Motion: Registering a domain name you’ve wanted.
Progress: Starting a blog and dripping interesting content often enough to get your 1,000th subscriber or your 100th die hard fan.

Motion: Buying a cookbook.
Progress: Hosting a dinner party for ten friends once a month.

Motion: Brainstorming a new and innovative project at work.
Progress: Taking the third project live and planning the fourth.

Motion: Organizing all your notebooks, pens and software, telling yourself you’re finally going to write that book.
Progress: Finishing Chapter 2.

Motion: Listening to the Rosetta Stone CD’s.
Progress: Moving to Italy for six months and learning the culture and the language.

Motion: Registering a twitter account for your organization.
Progress: Executing a comprehensive social media strategy, listening to, connecting with and engaging your customers.

The timing is never right

I was talking to a good friend and he said he was “very close” to starting his blog, getting more involved in Twitter and really developing his personal brand online. “As soon as I get some downtime”, he said.
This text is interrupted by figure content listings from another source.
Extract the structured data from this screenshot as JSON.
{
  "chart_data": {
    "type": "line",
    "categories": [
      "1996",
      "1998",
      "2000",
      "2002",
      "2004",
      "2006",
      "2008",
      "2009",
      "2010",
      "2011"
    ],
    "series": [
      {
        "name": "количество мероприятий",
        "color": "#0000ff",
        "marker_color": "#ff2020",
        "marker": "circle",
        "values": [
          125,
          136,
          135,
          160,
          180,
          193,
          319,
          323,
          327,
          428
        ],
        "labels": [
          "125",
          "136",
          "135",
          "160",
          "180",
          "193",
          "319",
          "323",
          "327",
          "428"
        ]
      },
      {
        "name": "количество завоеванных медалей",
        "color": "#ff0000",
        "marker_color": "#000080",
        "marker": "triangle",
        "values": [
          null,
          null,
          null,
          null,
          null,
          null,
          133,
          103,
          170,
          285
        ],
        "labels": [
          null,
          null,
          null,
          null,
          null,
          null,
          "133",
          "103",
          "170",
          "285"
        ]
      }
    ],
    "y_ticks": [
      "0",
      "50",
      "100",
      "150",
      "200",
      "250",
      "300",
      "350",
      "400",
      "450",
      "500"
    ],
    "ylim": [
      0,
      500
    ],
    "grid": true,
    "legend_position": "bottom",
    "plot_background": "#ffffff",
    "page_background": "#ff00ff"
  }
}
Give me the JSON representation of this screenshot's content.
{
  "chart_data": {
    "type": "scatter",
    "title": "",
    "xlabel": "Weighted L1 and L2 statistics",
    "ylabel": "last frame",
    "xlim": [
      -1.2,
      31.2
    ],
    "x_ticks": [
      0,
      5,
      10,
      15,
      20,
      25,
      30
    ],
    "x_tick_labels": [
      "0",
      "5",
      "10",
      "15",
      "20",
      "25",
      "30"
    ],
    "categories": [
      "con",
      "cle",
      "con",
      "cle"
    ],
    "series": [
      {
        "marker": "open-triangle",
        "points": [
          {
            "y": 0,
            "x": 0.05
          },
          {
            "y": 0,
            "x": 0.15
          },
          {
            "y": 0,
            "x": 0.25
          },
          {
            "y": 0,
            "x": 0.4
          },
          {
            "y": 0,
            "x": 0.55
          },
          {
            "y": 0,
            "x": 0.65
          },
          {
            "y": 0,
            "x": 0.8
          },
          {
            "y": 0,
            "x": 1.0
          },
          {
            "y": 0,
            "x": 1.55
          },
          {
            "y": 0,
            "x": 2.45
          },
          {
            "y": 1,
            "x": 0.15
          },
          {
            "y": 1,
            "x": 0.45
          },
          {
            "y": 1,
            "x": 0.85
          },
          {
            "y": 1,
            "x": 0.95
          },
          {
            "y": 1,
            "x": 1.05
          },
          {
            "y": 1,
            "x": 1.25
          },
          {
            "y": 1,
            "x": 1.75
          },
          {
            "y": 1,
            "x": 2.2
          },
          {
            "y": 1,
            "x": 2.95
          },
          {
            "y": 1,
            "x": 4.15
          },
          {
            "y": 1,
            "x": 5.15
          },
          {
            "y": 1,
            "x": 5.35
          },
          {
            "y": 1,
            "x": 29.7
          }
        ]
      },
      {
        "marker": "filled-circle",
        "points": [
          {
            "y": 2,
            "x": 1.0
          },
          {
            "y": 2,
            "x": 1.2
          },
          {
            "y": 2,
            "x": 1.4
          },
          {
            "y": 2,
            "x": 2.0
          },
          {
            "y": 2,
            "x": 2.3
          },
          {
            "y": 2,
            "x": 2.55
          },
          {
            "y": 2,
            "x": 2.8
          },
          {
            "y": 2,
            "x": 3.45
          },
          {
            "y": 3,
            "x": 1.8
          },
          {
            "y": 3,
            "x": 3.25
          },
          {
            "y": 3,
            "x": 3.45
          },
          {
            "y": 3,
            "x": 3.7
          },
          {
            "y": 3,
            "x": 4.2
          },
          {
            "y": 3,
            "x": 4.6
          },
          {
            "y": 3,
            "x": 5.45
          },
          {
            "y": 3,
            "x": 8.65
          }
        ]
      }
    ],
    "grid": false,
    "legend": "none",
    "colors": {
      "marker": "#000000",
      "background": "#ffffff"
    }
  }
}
Unfortunately, the downtime never comes.

When was the last time you crossed off the last item on your to-do list?

Have you been putting something off? Starting that addition to the house? Quitting your job to freelance? Writing the great American novel? Starting a blog? Taking dance lessons? Learning Chinese?

As Tim Ferris says,

“the stars will never align and the traffic lights of life will never all be green at the same time. The universe doesn’t conspire against you, but it doesn’t go out of its way to line up all the pins either. Conditions are never perfect. “Someday” is a disease that will take your dreams to the grave with you. Pro and con lists are just as bad. If it’s important to you and you want to do it ‘eventually’, just do it and correct course along the way.”